Special to Iredell Free News
Members of the N.C. House Freedom Caucus have determined that voting machines used in the vast majority of North Carolina counties are extremely secure and cannot be hacked electronically.
Members of the Freedom Caucus met with employees of Omaha-based Elections Systems & Software earlier this week. In the 2020 elections, 94 out of 100 counties across the state used ES&S systems to conduct voting.
The Freedom Caucus learned that ES&S uses a series of three machines, with most counties using the DS200 model, to count ballots. The machines do not host modems that are hackable, nor is any of the software programmed to recognize any foreign hardware or physical tampering. The machines themselves have been built to be extremely secure, the Freedom Caucus determined.
On Wednesday, the Freedom Caucus met to discuss its findings in front of Brian Neesby, Information Officer, and Patrick Gannon, Legal Counsel, with the N.C. State Board of Elections.
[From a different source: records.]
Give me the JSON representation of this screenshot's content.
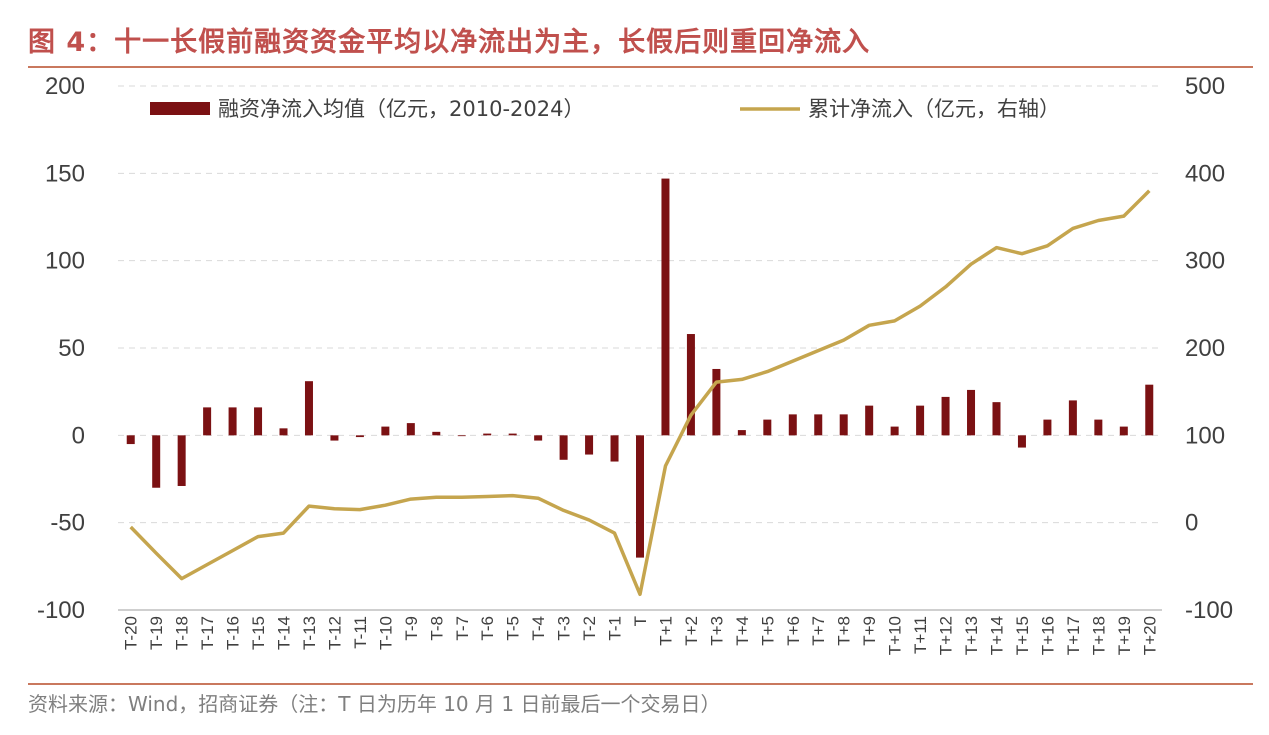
{
  "header": {
    "title": "图 4：十一长假前融资资金平均以净流出为主，长假后则重回净流入"
  },
  "footer": {
    "source": "资料来源：Wind，招商证券（注：T 日为历年 10 月 1 日前最后一个交易日）"
  },
  "chart_data": {
    "type": "bar+line",
    "categories": [
      "T-20",
      "T-19",
      "T-18",
      "T-17",
      "T-16",
      "T-15",
      "T-14",
      "T-13",
      "T-12",
      "T-11",
      "T-10",
      "T-9",
      "T-8",
      "T-7",
      "T-6",
      "T-5",
      "T-4",
      "T-3",
      "T-2",
      "T-1",
      "T",
      "T+1",
      "T+2",
      "T+3",
      "T+4",
      "T+5",
      "T+6",
      "T+7",
      "T+8",
      "T+9",
      "T+10",
      "T+11",
      "T+12",
      "T+13",
      "T+14",
      "T+15",
      "T+16",
      "T+17",
      "T+18",
      "T+19",
      "T+20"
    ],
    "series": [
      {
        "name": "融资净流入均值（亿元，2010-2024）",
        "type": "bar",
        "axis": "left",
        "color": "#7b1113",
        "values": [
          -5,
          -30,
          -29,
          16,
          16,
          16,
          4,
          31,
          -3,
          -1,
          5,
          7,
          2,
          0,
          1,
          1,
          -3,
          -14,
          -11,
          -15,
          -70,
          147,
          58,
          38,
          3,
          9,
          12,
          12,
          12,
          17,
          5,
          17,
          22,
          26,
          19,
          -7,
          9,
          20,
          9,
          5,
          29
        ]
      },
      {
        "name": "累计净流入（亿元，右轴）",
        "type": "line",
        "axis": "right",
        "color": "#c5a54e",
        "values": [
          -5,
          -35,
          -64,
          -48,
          -32,
          -16,
          -12,
          19,
          16,
          15,
          20,
          27,
          29,
          29,
          30,
          31,
          28,
          14,
          3,
          -12,
          -82,
          65,
          123,
          161,
          164,
          173,
          185,
          197,
          209,
          226,
          231,
          248,
          270,
          296,
          315,
          308,
          317,
          337,
          346,
          351,
          380
        ]
      }
    ],
    "left_axis": {
      "ylim": [
        -100,
        200
      ],
      "ticks": [
        "-100",
        "-50",
        "0",
        "50",
        "100",
        "150",
        "200"
      ]
    },
    "right_axis": {
      "ylim": [
        -100,
        500
      ],
      "ticks": [
        "-100",
        "0",
        "100",
        "200",
        "300",
        "400",
        "500"
      ]
    },
    "grid": true,
    "legend": "top"
  }
}
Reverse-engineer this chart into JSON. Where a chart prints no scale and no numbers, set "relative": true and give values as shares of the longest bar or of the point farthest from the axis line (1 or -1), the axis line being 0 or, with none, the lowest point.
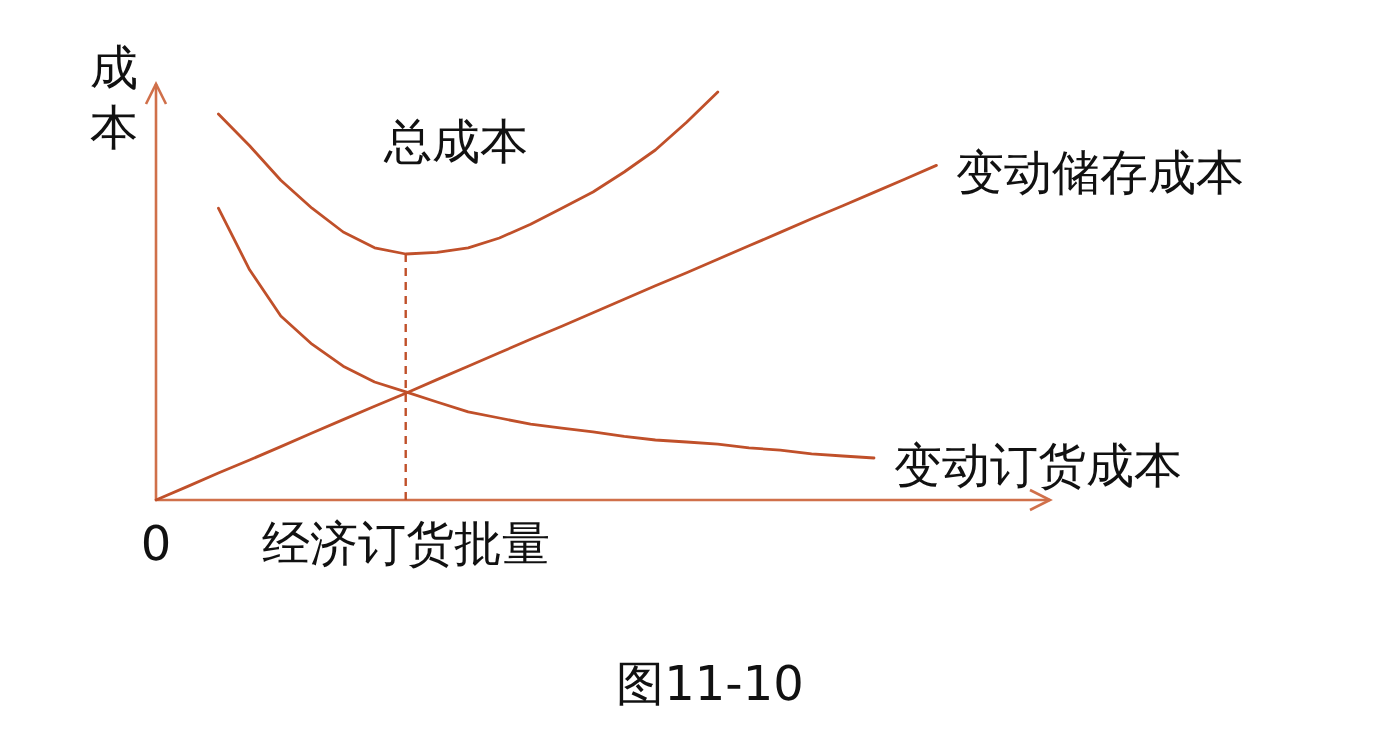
{
  "chart_data": {
    "type": "line",
    "relative": true,
    "ylabel": "成本",
    "categories": [
      "0",
      null,
      null,
      null,
      null,
      null,
      null,
      null,
      "经济订货批量",
      null,
      null,
      null,
      null,
      null,
      null,
      null,
      null,
      null,
      null,
      null,
      null,
      null,
      null,
      null,
      null,
      null,
      null,
      null,
      null
    ],
    "series": [
      {
        "name": "总成本",
        "color": "#c0502a",
        "values": [
          null,
          null,
          0.946,
          0.868,
          0.784,
          0.715,
          0.657,
          0.618,
          0.603,
          0.607,
          0.618,
          0.642,
          0.676,
          0.715,
          0.755,
          0.804,
          0.858,
          0.926,
          1.0,
          null,
          null,
          null,
          null,
          null,
          null,
          null,
          null,
          null,
          null
        ]
      },
      {
        "name": "变动储存成本",
        "color": "#c0502a",
        "values": [
          0,
          0.033,
          0.066,
          0.098,
          0.131,
          0.164,
          0.197,
          0.23,
          0.262,
          0.295,
          0.328,
          0.361,
          0.394,
          0.426,
          0.459,
          0.492,
          0.525,
          0.557,
          0.59,
          0.623,
          0.656,
          0.689,
          0.721,
          0.754,
          0.787,
          0.82,
          null,
          null,
          null
        ]
      },
      {
        "name": "变动订货成本",
        "color": "#c0502a",
        "values": [
          null,
          null,
          0.715,
          0.564,
          0.451,
          0.382,
          0.328,
          0.289,
          0.265,
          0.24,
          0.216,
          0.201,
          0.186,
          0.176,
          0.167,
          0.156,
          0.147,
          0.142,
          0.137,
          0.128,
          0.122,
          0.113,
          0.108,
          0.103,
          null,
          null,
          null,
          null,
          null
        ]
      }
    ],
    "ref_lines": [
      {
        "axis": "x",
        "value": "经济订货批量",
        "line_style": "dashed",
        "color": "#c0502a"
      }
    ],
    "annotations": [
      "图11-10"
    ]
  }
}
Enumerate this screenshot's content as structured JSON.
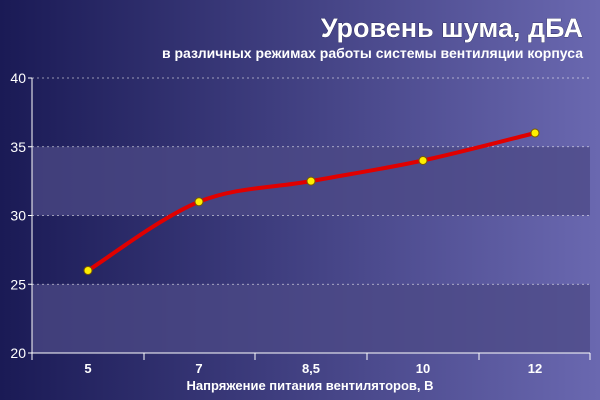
{
  "chart_data": {
    "type": "line",
    "title": "Уровень шума, дБА",
    "subtitle": "в различных режимах работы системы вентиляции корпуса",
    "xlabel": "Напряжение питания вентиляторов, В",
    "ylabel": "",
    "categories": [
      "5",
      "7",
      "8,5",
      "10",
      "12"
    ],
    "series": [
      {
        "values": [
          26,
          31,
          32.5,
          34,
          36
        ]
      }
    ],
    "ylim": [
      20,
      40
    ],
    "yticks": [
      20,
      25,
      30,
      35,
      40
    ],
    "grid": true,
    "legend": "none",
    "colors": {
      "background_start": "#1a1a55",
      "background_end": "#6a68b0",
      "band": "#4c4a86",
      "line": "#e00000",
      "marker_fill": "#ffee00",
      "marker_stroke": "#7a5a00",
      "text": "#ffffff"
    }
  }
}
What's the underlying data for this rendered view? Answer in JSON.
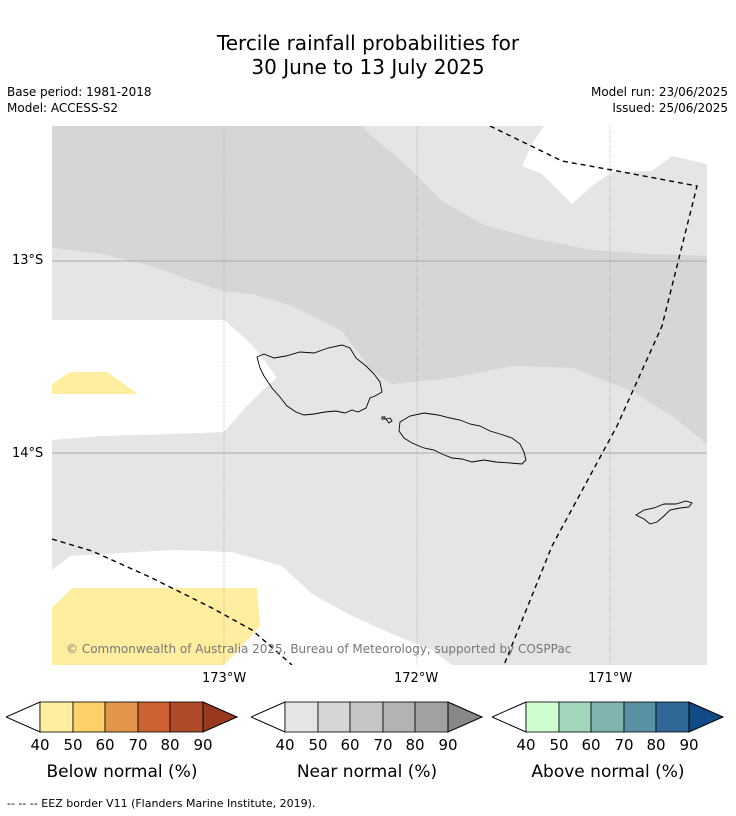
{
  "title": {
    "line1": "Tercile rainfall probabilities for",
    "line2": "30 June to 13 July 2025"
  },
  "meta": {
    "base_period": "Base period: 1981-2018",
    "model": "Model: ACCESS-S2",
    "model_run": "Model run: 23/06/2025",
    "issued": "Issued: 25/06/2025"
  },
  "map": {
    "lat_labels": [
      "13°S",
      "14°S"
    ],
    "lon_labels": [
      "173°W",
      "172°W",
      "171°W"
    ],
    "copyright": "© Commonwealth of Australia 2025, Bureau of Meteorology, supported by COSPPac"
  },
  "colorbars": [
    {
      "name": "below",
      "label": "Below normal (%)",
      "ticks": [
        "40",
        "50",
        "60",
        "70",
        "80",
        "90"
      ],
      "colors": [
        "#ffffff",
        "#ffeda0",
        "#fed16a",
        "#e3954a",
        "#cd6131",
        "#b04b2a",
        "#98381f"
      ]
    },
    {
      "name": "near",
      "label": "Near normal (%)",
      "ticks": [
        "40",
        "50",
        "60",
        "70",
        "80",
        "90"
      ],
      "colors": [
        "#ffffff",
        "#e5e5e5",
        "#d6d6d6",
        "#c6c6c6",
        "#b3b3b3",
        "#a1a1a1",
        "#878787"
      ]
    },
    {
      "name": "above",
      "label": "Above normal (%)",
      "ticks": [
        "40",
        "50",
        "60",
        "70",
        "80",
        "90"
      ],
      "colors": [
        "#ffffff",
        "#ccfcd0",
        "#a2d7bc",
        "#7fb3b0",
        "#5991a2",
        "#306797",
        "#114b85"
      ]
    }
  ],
  "footnote": "--  --  -- EEZ border V11 (Flanders Marine Institute, 2019).",
  "colors": {
    "near_40_50": "#e5e5e5",
    "near_50_60": "#d6d6d6",
    "below_40_50": "#ffeda0",
    "gridline": "#999999"
  }
}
The Freedom Caucus disclosed to these NCSBE representatives that a subpoena will be ordered with the intention to visit a local precinct, selected at random, to investigate whether or not specific machines are being tampered with.
The Freedom Caucus has cleared ES&S of any liabilities and will continue investigating the NCSBE to identify potential compromises in the security of the state’s elections systems.
“I am confident the issue is not with the machines,” said Rep. Keith Kidwell. “The state is doing it’s job and the equipment is secure. The issue overall is with our Board of Election’s transparency.”